Molecular Characterization of ORF M43 of Murine CMV
Sean Umamoto, University of California, Berkeley
Human cytomegalovirus (HCMV) is one of the most frequent opportunistic infections of patients with advanced HIV infection. Patients usually develop HCMV- associated diseases, which may include retinitis, pneumonia, general gastrointestinal diseases, central nervous system complications, and oral ulcers and lesions. Understanding the biology of cytomegalovirus infection and transmission is essential to develop new strategies for treatment and prevention of CMV-associated diseases.
One of the most important hallmarks of cytomegalovirus pathogenesis is its ability to infect and replicate in salivary gland. Salivary glands are a major source of persistent virus and have been shown to be a site for CMV latent infections. Viruses in saliva that are shed from infected salivary glands are believed to be one of the major sources for oral infections as well as for horizontal transmission. However, little is currently known about the mechanism of how the virus infects and replicates in salivary gland. Equally elusive are the identity of the viral determinants responsible for infection in the salivary gland and the mechanism of how they support viral infection and replication in the organ.
Using murine cytomegalovirus (MCMV) as a model system, my dissertation research proposed here is to investigate the function of MCMV open reading frame M43 in viral infection of salivary gland. Our laboratory has recently shown that MCMV mutants with deletion and truncation of M43 coding sequence replicated in vitro as well as the wild type virus. Moreover, when inoculated into immunocompetent Balb/c mice and immunocompromised SCID mice, these mutants replicated equally well in spleens, livers, lungs, and kidneys of the animals as the wild type virus. In contrast, they are significantly attenuated in growth in the salivary glands and salivary gland-derived cells. These results suggest that M43 encodes a viral determinant specifically responsible for cytomegalovirus infection and replication in salivary gland.

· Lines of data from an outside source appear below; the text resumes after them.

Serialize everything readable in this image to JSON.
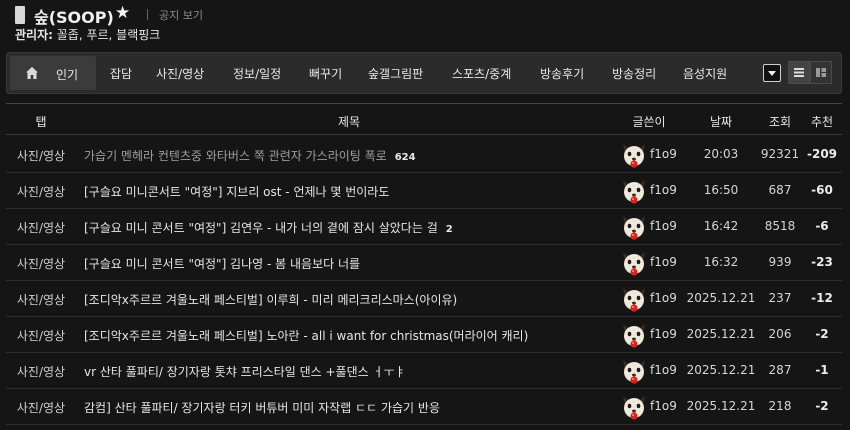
{
  "gallery": {
    "title": "숲(SOOP)",
    "notice_link": "공지 보기",
    "managers_label": "관리자:",
    "managers": "꼴좁, 푸르, 블랙핑크"
  },
  "nav": {
    "items": [
      "인기",
      "잡담",
      "사진/영상",
      "정보/일정",
      "뻐꾸기",
      "숲갤그림판",
      "스포츠/중계",
      "방송후기",
      "방송정리",
      "음성지원"
    ]
  },
  "table": {
    "headers": {
      "tab": "탭",
      "title": "제목",
      "author": "글쓴이",
      "date": "날짜",
      "views": "조회",
      "recommend": "추천"
    },
    "rows": [
      {
        "tab": "사진/영상",
        "title": "가습기 멘헤라 컨텐츠중 와타버스 쪽 관련자 가스라이팅 폭로",
        "comments": "624",
        "author": "f1o9",
        "date": "20:03",
        "views": "92321",
        "recommend": "-209"
      },
      {
        "tab": "사진/영상",
        "title": "[구슬요 미니콘서트 \"여정\"] 지브리 ost - 언제나 몇 번이라도",
        "comments": "",
        "author": "f1o9",
        "date": "16:50",
        "views": "687",
        "recommend": "-60"
      },
      {
        "tab": "사진/영상",
        "title": "[구슬요 미니 콘서트 \"여정\"] 김연우 - 내가 너의 곁에 잠시 살았다는 걸",
        "comments": "2",
        "author": "f1o9",
        "date": "16:42",
        "views": "8518",
        "recommend": "-6"
      },
      {
        "tab": "사진/영상",
        "title": "[구슬요 미니 콘서트 \"여정\"] 김나영 - 봄 내음보다 너를",
        "comments": "",
        "author": "f1o9",
        "date": "16:32",
        "views": "939",
        "recommend": "-23"
      },
      {
        "tab": "사진/영상",
        "title": "[조디악x주르르 겨울노래 페스티벌] 이루희 - 미리 메리크리스마스(아이유)",
        "comments": "",
        "author": "f1o9",
        "date": "2025.12.21",
        "views": "237",
        "recommend": "-12"
      },
      {
        "tab": "사진/영상",
        "title": "[조디악x주르르 겨울노래 페스티벌] 노아란 - all i want for christmas(머라이어 캐리)",
        "comments": "",
        "author": "f1o9",
        "date": "2025.12.21",
        "views": "206",
        "recommend": "-2"
      },
      {
        "tab": "사진/영상",
        "title": "vr 산타 풀파티/ 장기자랑 톳챠 프리스타일 댄스 +풀댄스 ㅓㅜㅑ",
        "comments": "",
        "author": "f1o9",
        "date": "2025.12.21",
        "views": "287",
        "recommend": "-1"
      },
      {
        "tab": "사진/영상",
        "title": "감컴] 산타 풀파티/ 장기자랑 터키 버튜버 미미 자작랩 ㄷㄷ 가습기 반응",
        "comments": "",
        "author": "f1o9",
        "date": "2025.12.21",
        "views": "218",
        "recommend": "-2"
      }
    ]
  },
  "colors": {
    "background": "#151515",
    "nav_bg": "#2b2b2b",
    "accent": "#e8e8e8"
  },
  "icons": {
    "home": "home-icon",
    "star": "star-icon",
    "avatar": "dog-face-icon",
    "dropdown": "chevron-down-icon",
    "list_view": "list-view-icon",
    "grid_view": "grid-view-icon"
  }
}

In this dissertation research, I will initially study the mRNA and protein expression of M43 and attempt to characterize cellular proteins that potentially interact with M43. Furthermore, I will examine the lytic replication cycle of the M43- inactivating mutants and to investigate how the mutants are deficient in growth in salivary gland-derived cells. The overall objective is to investigate the function of M43 in supporting viral infection and replication in salivary gland. These results are important to our understanding of cytomegalovirus infection and transmission, and should facilitate the development of novel approaches for treating and preventing HCMV infection, which is ubiquitous among AIDS patients in California and the United States.